Cuba aceptó reabrir las negociaciones con Estados Unidos sobre migración y el envío directo de correo, una nueva señal del deshielo, que tiene lugar en vísperas de una cumbre de la Organización de Estados Americanos, OEA, en la que el caso cubano dominará las conversaciones. El jefe de la Sección de Intereses cubana en Washington, Jorge Bolaños, transmitió ayer a altos funcionarios estadounidenses documentos que estipulan que Cuba espera "reiniciar conversaciones sobre migración" y "el servicio de correo directo", expresó hoy un alto funcionario del departamento de Estado que se mantuvo en el anonimato.

Pero, agregó, ambos Estados aún deben decidir el lugar y las fechas adecuados para reanudar esas negociaciones suspendidas en 2003. La cuestión migratoria es decisiva en momentos en que miles de cubanos eligen cada año tomar el camino del éxodo a Estados Unidos, incluso a riesgo de su vida. Estados Unidos propuso a Cuba en mayo reanudar las conversaciones sobre inmigración y el correo directo, indicó el alto funcionario estadounidense, quien precisó que la correspondencia es transmitida desde hace años a través de terceros países.

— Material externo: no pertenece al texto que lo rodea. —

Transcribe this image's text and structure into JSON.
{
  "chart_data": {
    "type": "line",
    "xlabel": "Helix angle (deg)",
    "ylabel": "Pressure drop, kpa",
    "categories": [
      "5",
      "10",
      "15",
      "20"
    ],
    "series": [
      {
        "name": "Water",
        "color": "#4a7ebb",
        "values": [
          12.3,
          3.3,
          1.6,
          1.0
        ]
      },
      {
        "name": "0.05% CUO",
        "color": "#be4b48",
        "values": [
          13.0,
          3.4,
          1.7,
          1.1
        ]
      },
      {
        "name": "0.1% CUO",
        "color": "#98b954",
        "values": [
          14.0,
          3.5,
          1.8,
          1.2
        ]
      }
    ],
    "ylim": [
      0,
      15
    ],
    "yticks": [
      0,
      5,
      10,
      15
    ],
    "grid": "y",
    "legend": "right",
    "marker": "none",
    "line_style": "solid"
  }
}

El funcionario afirmó asimismo que los cubanos se habían mostrado dispuestos a explorar otras áreas de diálogo como "la lucha contra las drogas, la lucha contra el terrorismo y las previsiones ante catástrofes naturales". Estas iniciativas son "positivas" y representan "un paso adelante", apuntó el funcionario estadounidense. Desde su llegada a la Casa Blanca, el presidente estadounidense, Barack Obama, ordenó levantar las restricciones a viajes y transferencias de dinero de los cubano-estadounidenses a Cuba, marcando así una primera flexibilización de la política estadounidense sobre el tema. El levantamiento del embargo económico, no obstante, no parece estar en la agenda.

Asamblea de la OEA en Honduras dominada por retorno de Cuba
Esta nueva señal de acercamiento tiene lugar cuando el orden del día de la cumbre que reúne a los 35 países de la OEA el martes en Honduras estará dominada por la cuestión del retorno de Cuba a su seno. La secretaría de Estado norteamericana, Hillary Clinton, asistirá a la misma. Es la primera vez en décadas que la OEA estudiará seriamente el tema, a pesar de que las divergencias aparecidas durante las reuniones preparatorias no permiten augurar resultados concretos.

La mayoría de los países latinoamericanos piden la revocación inmediata y sin condiciones de la resolución de 1962 que excluyó a Cuba a causa de su viraje marxista-leninista, pero Washington rechaza cualquier retorno de la isla mientras no muestre señales de apertura democrática y de respeto a las libertades. La propia Cuba aseguró el viernes que nunca aceptará volver a integrar el "cadáver político" que considera es la OEA y preconizó la creación de una nueva organización sin Estados Unidos.

A pesar de este rechazo, expertos estadounidenses estiman que algunos países de la OEA quieren utilizar esta cuestión para obtener el levantamiento del embargo impuesto a Cuba. "Esto será un desafío complejo para Hillary Clinton", estimó Michael Shifter, experto en el centro de reflexión Diálogo Interamericano. "Siento que el equipo de Obama está un poco nervioso. Son conscientes de que Cuba es un terreno minado", finalizó.